ラスベルは軽やかに余裕の笑顔を浮かべて頷いた。
「わかりました。まずは、どうやって彼らと接触するかですね」
「それは、すでにナンダルさんと言う商人が販路を拡げてくれてます。彼経由で、なんとか接触を試みたいのです」
「……よく、そんなことをこの短期間で」
ノクタール国までの道中、大方の情報収集は行なっていた。イリス連合国と敵対するにあたり、北のタラール族、南のゴクナ諸島の海賊への牽制をどうするか気に掛かってはいたが。
「わかりました。ゴクナ諸島の海賊を挟み討ちするような素案をいくつか作り要人との交渉に向かいます」
「ああ、ちょっと待ってください。ラスベルさんの護衛士の手配がまだ追いついてなくて」
「ご心配なく。道中、腕に覚えのありそうな護衛士を数人雇ってます。私自身、そこら辺の魔法使いに負けるつもりはありませんし」
そう答えると、幼女はクリクリな瞳を大きく開いて、口をアウアウする。
「あううっ……有能。なんですか、師。この人、凄いんですけど!?」
「いや、期待以上だな。これは、驚いた」
「……」
それは、激しくこっちの台詞だと思う。この流暢な幼女はいったい、なんなんだろうか。自分がこのくらいの歳の頃と、あまりにもかけ離れ過ぎている。

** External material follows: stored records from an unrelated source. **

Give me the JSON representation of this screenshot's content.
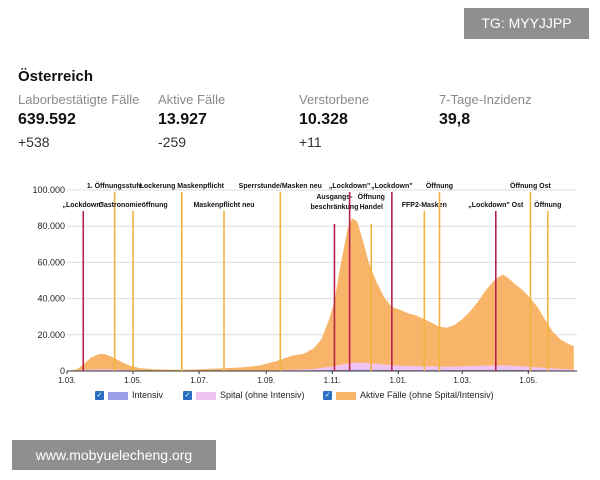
{
  "watermarks": {
    "top": "TG: MYYJJPP",
    "bottom": "www.mobyuelecheng.org"
  },
  "region": "Österreich",
  "stats": [
    {
      "label": "Laborbestätigte Fälle",
      "value": "639.592",
      "delta": "+538"
    },
    {
      "label": "Aktive Fälle",
      "value": "13.927",
      "delta": "-259"
    },
    {
      "label": "Verstorbene",
      "value": "10.328",
      "delta": "+11"
    },
    {
      "label": "7-Tage-Inzidenz",
      "value": "39,8",
      "delta": ""
    }
  ],
  "colors": {
    "active": "#f8b56a",
    "hospital": "#f1c3f1",
    "icu": "#9b9ee8",
    "red_line": "#b6224a",
    "yellow_line": "#f0b43c",
    "checkbox": "#2a6ec4"
  },
  "chart_data": {
    "type": "area",
    "title": "",
    "xlabel": "",
    "ylabel": "",
    "x_unit": "days",
    "x_start": "2020-03-01",
    "x_end": "2021-06-15",
    "ylim": [
      0,
      100000
    ],
    "y_ticks": [
      {
        "value": 0,
        "label": "0"
      },
      {
        "value": 20000,
        "label": "20.000"
      },
      {
        "value": 40000,
        "label": "40.000"
      },
      {
        "value": 60000,
        "label": "60.000"
      },
      {
        "value": 80000,
        "label": "80.000"
      },
      {
        "value": 100000,
        "label": "100.000"
      }
    ],
    "x_ticks": [
      {
        "date": "2020-03-01",
        "label": "1.03."
      },
      {
        "date": "2020-05-01",
        "label": "1.05."
      },
      {
        "date": "2020-07-01",
        "label": "1.07."
      },
      {
        "date": "2020-09-01",
        "label": "1.09."
      },
      {
        "date": "2020-11-01",
        "label": "1.11."
      },
      {
        "date": "2021-01-01",
        "label": "1.01."
      },
      {
        "date": "2021-03-01",
        "label": "1.03."
      },
      {
        "date": "2021-05-01",
        "label": "1.05."
      }
    ],
    "grid": "horizontal",
    "series": [
      {
        "name": "Aktive Fälle (ohne Spital/Intensiv)",
        "color_key": "active",
        "points": [
          [
            "2020-03-01",
            0
          ],
          [
            "2020-03-10",
            500
          ],
          [
            "2020-03-16",
            3000
          ],
          [
            "2020-03-23",
            6500
          ],
          [
            "2020-03-31",
            8500
          ],
          [
            "2020-04-05",
            8300
          ],
          [
            "2020-04-12",
            6800
          ],
          [
            "2020-04-20",
            4500
          ],
          [
            "2020-04-28",
            2500
          ],
          [
            "2020-05-08",
            1200
          ],
          [
            "2020-05-20",
            700
          ],
          [
            "2020-06-05",
            500
          ],
          [
            "2020-06-25",
            600
          ],
          [
            "2020-07-10",
            1000
          ],
          [
            "2020-07-25",
            1400
          ],
          [
            "2020-08-10",
            1800
          ],
          [
            "2020-08-25",
            2800
          ],
          [
            "2020-09-10",
            5000
          ],
          [
            "2020-09-25",
            7800
          ],
          [
            "2020-10-05",
            8500
          ],
          [
            "2020-10-15",
            11500
          ],
          [
            "2020-10-22",
            16000
          ],
          [
            "2020-10-29",
            26000
          ],
          [
            "2020-11-03",
            36000
          ],
          [
            "2020-11-07",
            50000
          ],
          [
            "2020-11-11",
            62000
          ],
          [
            "2020-11-15",
            74000
          ],
          [
            "2020-11-19",
            80000
          ],
          [
            "2020-11-24",
            78000
          ],
          [
            "2020-11-29",
            68000
          ],
          [
            "2020-12-05",
            55000
          ],
          [
            "2020-12-12",
            45000
          ],
          [
            "2020-12-19",
            37000
          ],
          [
            "2020-12-26",
            32000
          ],
          [
            "2021-01-02",
            31000
          ],
          [
            "2021-01-10",
            29000
          ],
          [
            "2021-01-17",
            28000
          ],
          [
            "2021-01-25",
            26000
          ],
          [
            "2021-02-01",
            24000
          ],
          [
            "2021-02-08",
            22000
          ],
          [
            "2021-02-15",
            21500
          ],
          [
            "2021-02-22",
            23000
          ],
          [
            "2021-03-01",
            26000
          ],
          [
            "2021-03-08",
            30000
          ],
          [
            "2021-03-15",
            35000
          ],
          [
            "2021-03-22",
            41000
          ],
          [
            "2021-03-29",
            46000
          ],
          [
            "2021-04-04",
            49000
          ],
          [
            "2021-04-08",
            50000
          ],
          [
            "2021-04-13",
            48000
          ],
          [
            "2021-04-19",
            45000
          ],
          [
            "2021-04-26",
            42000
          ],
          [
            "2021-05-03",
            38000
          ],
          [
            "2021-05-10",
            33000
          ],
          [
            "2021-05-17",
            26000
          ],
          [
            "2021-05-24",
            20000
          ],
          [
            "2021-05-31",
            16000
          ],
          [
            "2021-06-07",
            14000
          ],
          [
            "2021-06-12",
            13000
          ]
        ]
      },
      {
        "name": "Spital (ohne Intensiv)",
        "color_key": "hospital",
        "points": [
          [
            "2020-03-01",
            0
          ],
          [
            "2020-03-25",
            700
          ],
          [
            "2020-04-05",
            800
          ],
          [
            "2020-05-01",
            200
          ],
          [
            "2020-07-01",
            80
          ],
          [
            "2020-09-01",
            150
          ],
          [
            "2020-10-15",
            700
          ],
          [
            "2020-11-01",
            2000
          ],
          [
            "2020-11-20",
            4000
          ],
          [
            "2020-12-01",
            3800
          ],
          [
            "2021-01-01",
            2500
          ],
          [
            "2021-02-15",
            1800
          ],
          [
            "2021-03-20",
            2400
          ],
          [
            "2021-04-10",
            2600
          ],
          [
            "2021-05-10",
            1600
          ],
          [
            "2021-06-12",
            600
          ]
        ]
      },
      {
        "name": "Intensiv",
        "color_key": "icu",
        "points": [
          [
            "2020-03-01",
            0
          ],
          [
            "2020-04-05",
            250
          ],
          [
            "2020-05-15",
            60
          ],
          [
            "2020-09-01",
            50
          ],
          [
            "2020-11-25",
            700
          ],
          [
            "2021-01-01",
            500
          ],
          [
            "2021-04-10",
            600
          ],
          [
            "2021-06-12",
            200
          ]
        ]
      }
    ],
    "events": [
      {
        "date": "2020-03-16",
        "label": "„Lockdown\"",
        "color_key": "red_line",
        "row": 1
      },
      {
        "date": "2020-04-14",
        "label": "1. Öffnungsstufe",
        "color_key": "yellow_line",
        "row": 0
      },
      {
        "date": "2020-05-01",
        "label": "Gastronomieöffnung",
        "color_key": "yellow_line",
        "row": 1
      },
      {
        "date": "2020-06-15",
        "label": "Lockerung Maskenpflicht",
        "color_key": "yellow_line",
        "row": 0
      },
      {
        "date": "2020-07-24",
        "label": "Maskenpflicht neu",
        "color_key": "yellow_line",
        "row": 1
      },
      {
        "date": "2020-09-14",
        "label": "Sperrstunde/Masken neu",
        "color_key": "yellow_line",
        "row": 0
      },
      {
        "date": "2020-11-03",
        "label": "Ausgangs- beschränkung",
        "color_key": "red_line",
        "row": 2
      },
      {
        "date": "2020-11-17",
        "label": "„Lockdown\"",
        "color_key": "red_line",
        "row": 0
      },
      {
        "date": "2020-12-07",
        "label": "Öffnung Handel",
        "color_key": "yellow_line",
        "row": 2
      },
      {
        "date": "2020-12-26",
        "label": "„Lockdown\"",
        "color_key": "red_line",
        "row": 0
      },
      {
        "date": "2021-01-25",
        "label": "FFP2-Masken",
        "color_key": "yellow_line",
        "row": 1
      },
      {
        "date": "2021-02-08",
        "label": "Öffnung",
        "color_key": "yellow_line",
        "row": 0
      },
      {
        "date": "2021-04-01",
        "label": "„Lockdown\" Ost",
        "color_key": "red_line",
        "row": 1
      },
      {
        "date": "2021-05-03",
        "label": "Öffnung Ost",
        "color_key": "yellow_line",
        "row": 0
      },
      {
        "date": "2021-05-19",
        "label": "Öffnung",
        "color_key": "yellow_line",
        "row": 1
      }
    ],
    "legend": [
      {
        "label": "Intensiv",
        "color_key": "icu"
      },
      {
        "label": "Spital (ohne Intensiv)",
        "color_key": "hospital"
      },
      {
        "label": "Aktive Fälle (ohne Spital/Intensiv)",
        "color_key": "active"
      }
    ],
    "legend_position": "bottom"
  }
}
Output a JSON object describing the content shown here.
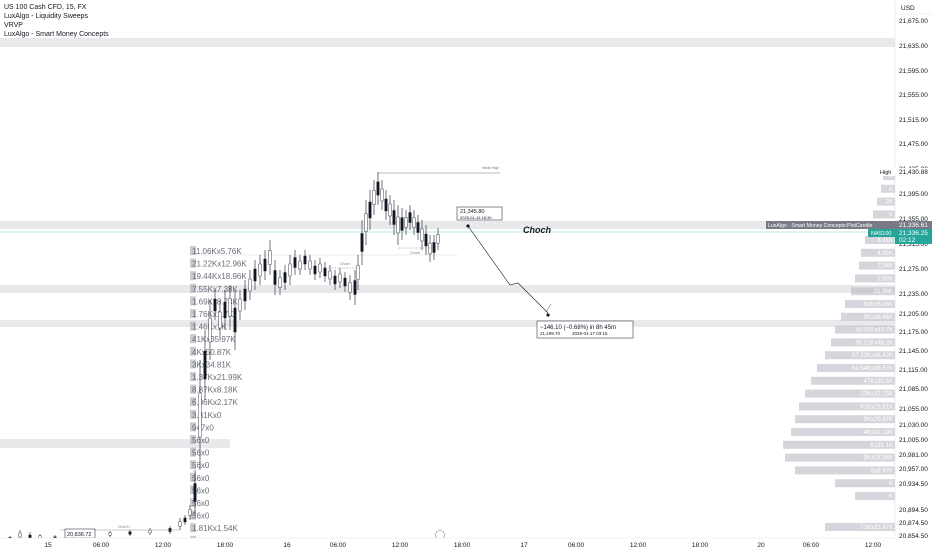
{
  "legend": {
    "symbol": "US 100 Cash CFD, 15, FX",
    "indicators": [
      "LuxAlgo - Liquidity Sweeps",
      "VRVP",
      "LuxAlgo - Smart Money Concepts"
    ]
  },
  "currency": "USD",
  "colors": {
    "bull": "#131722",
    "bear": "#131722",
    "accent": "#26a69a",
    "zone": "#e9e9ec",
    "volume": "#b2b5be"
  },
  "chart_data": {
    "type": "candlestick",
    "y_axis": {
      "ticks": [
        20854.5,
        20874.5,
        20894.5,
        20934.5,
        20957.0,
        20981.0,
        21005.0,
        21030.0,
        21055.0,
        21085.0,
        21115.0,
        21145.0,
        21175.0,
        21205.0,
        21235.0,
        21275.0,
        21315.0,
        21355.0,
        21395.0,
        21435.0,
        21475.0,
        21515.0,
        21555.0,
        21595.0,
        21635.0,
        21675.0
      ]
    },
    "x_axis": {
      "ticks": [
        "15",
        "06:00",
        "12:00",
        "18:00",
        "16",
        "06:00",
        "12:00",
        "18:00",
        "17",
        "06:00",
        "12:00",
        "18:00",
        "20",
        "06:00",
        "12:00"
      ]
    },
    "price_tags": [
      {
        "label": "High",
        "value": "21,430.88"
      },
      {
        "label": "LuxAlgo - Smart Money Concepts:PlotCandle",
        "value": "21,336.61"
      },
      {
        "label": "NAS100",
        "value": "21,336.25"
      },
      {
        "label": "",
        "value": "02:12"
      }
    ],
    "annotations": {
      "choch_label": "Choch",
      "point_callout": {
        "price": "21,345.80",
        "time": "2025-01-16 18:30"
      },
      "projection_callout": {
        "change": "−146.10 (−0.68%) in 8h 45m",
        "price": "21,199.70",
        "time": "2025-01-17 03:15"
      },
      "bottom_price": "20,836.72",
      "small_labels": [
        "Weak High",
        "Choch",
        "Choch",
        "ChoCH"
      ]
    },
    "left_volume_labels": [
      "11.06Kx5.76K",
      "21.22Kx12.96K",
      "19.44Kx18.96K",
      "7.55Kx7.38K",
      "1.69Kx8.73K",
      "1.76Kx1.7K",
      "1.46Kx1K",
      "41Kx35.97K",
      "4Kx50.87K",
      "3Kx34.81K",
      "1.37Kx21.99K",
      "8.87Kx8.18K",
      "6.06Kx2.17K",
      "3.31Kx0",
      "947x0",
      "56x0",
      "56x0",
      "56x0",
      "56x0",
      "56x0",
      "56x0",
      "56x0",
      "1.81Kx1.54K",
      "1.83Kx6.99K"
    ],
    "right_volume_labels": [
      "K",
      "K",
      "2K",
      "K",
      "31K",
      "8.41K",
      "4.82K",
      "2.34K",
      "3.92K",
      "21.98K",
      "83Kx5.06K",
      "9Kx26.46K",
      "48.01Kx40.7K",
      "36.21Kx46.2K",
      "57.33Kx48.42K",
      "64.54Kx39.67K",
      "47Kx32.6K",
      "33Kx32.15K",
      "61Kx25.61K",
      "9Kx29.87K",
      "4Kx31.19K",
      "Kx31.1K",
      "9Kx24.94K",
      "5x6.97K",
      "K",
      "K",
      "71Kx33.87K"
    ]
  }
}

そんな戸惑いをよそに、ラスベルはいくつか気に掛かった疑問を口にする。
「あの、ドルカ族への対応はどうするつもりですか?」
「ああ、それは私が行きます」
「……っ」
信じられない。異民族の対応など、ゴレイヌ国との交渉なんかよりも、遥かに難易度が上だ。果たして、この幼女はその点をわかっているのだろうか。
「ヤン、行くはいいが護衛士はどうするんだ?」
ヘーゼンが横から口を挟む。
「えへ……カク・ズさん貸してください」
ヤンは可愛い子ぶって、両手をヘーゼンに向かって差し出すが、雑に払われる。
幼女はガビーンという表情を浮かべる。
「ダメだ。ガダール要塞は、常に狙われてるんだぞ? 想定外の奇襲を受けた時に対処できない」
「そこを人員配置でなんとかしてくださいよ!」
「ない袖は振れない。いい加減、その甘え体質をなんとかしろ」
「キーーーっ! こっちだってフル稼働でやってるんですから!」
「自分の身を省みない君が悪い。ラスベルの周到さを見習いなさい」
「あの……」
2人が言い争っている中、ラスベルが手をあげる。
「もし、よければ私につく予定の護衛を貸しましょうか?」
「ほ、本当ですか!? 助かりまーー「駄目だ」
「……」
「……」
・・・
「キーーーーっ! なんでダメなんですかなんでダメなんですかなんでダメなんですか!?」
幼女がブンブンと腕を回すが、ヘーゼンに頭を抑えられて届かない。
「その護衛が信用できるかわからない。ラスベルの護衛についても、ノクタール国の信用できる兵たちで代替しようと思っていた」
「じゃ、じゃあその兵を私にください!」
「君は不能者なんだから、戦力が足りない。万が一にも君を失う訳にはいかないからな。ヤン、君はもっと自身の安全について考えなさい」
「だ、だったらどうしろって言うんですか!?」
「そこを考えるのが君の仕事だ。横着をするな」
「キーーーー! キーーーー! キーーーー!」
「猿みたいに騒ぐな。ラスベルを見習え」
「うっ……うえええええっ! お姉様ー! この男を今すぐに撲殺したいんですが、なにか、いい手ありますかー!?」
「……」
幼女にワンワン泣きつかれ、ただただ戸惑うラスベルだった。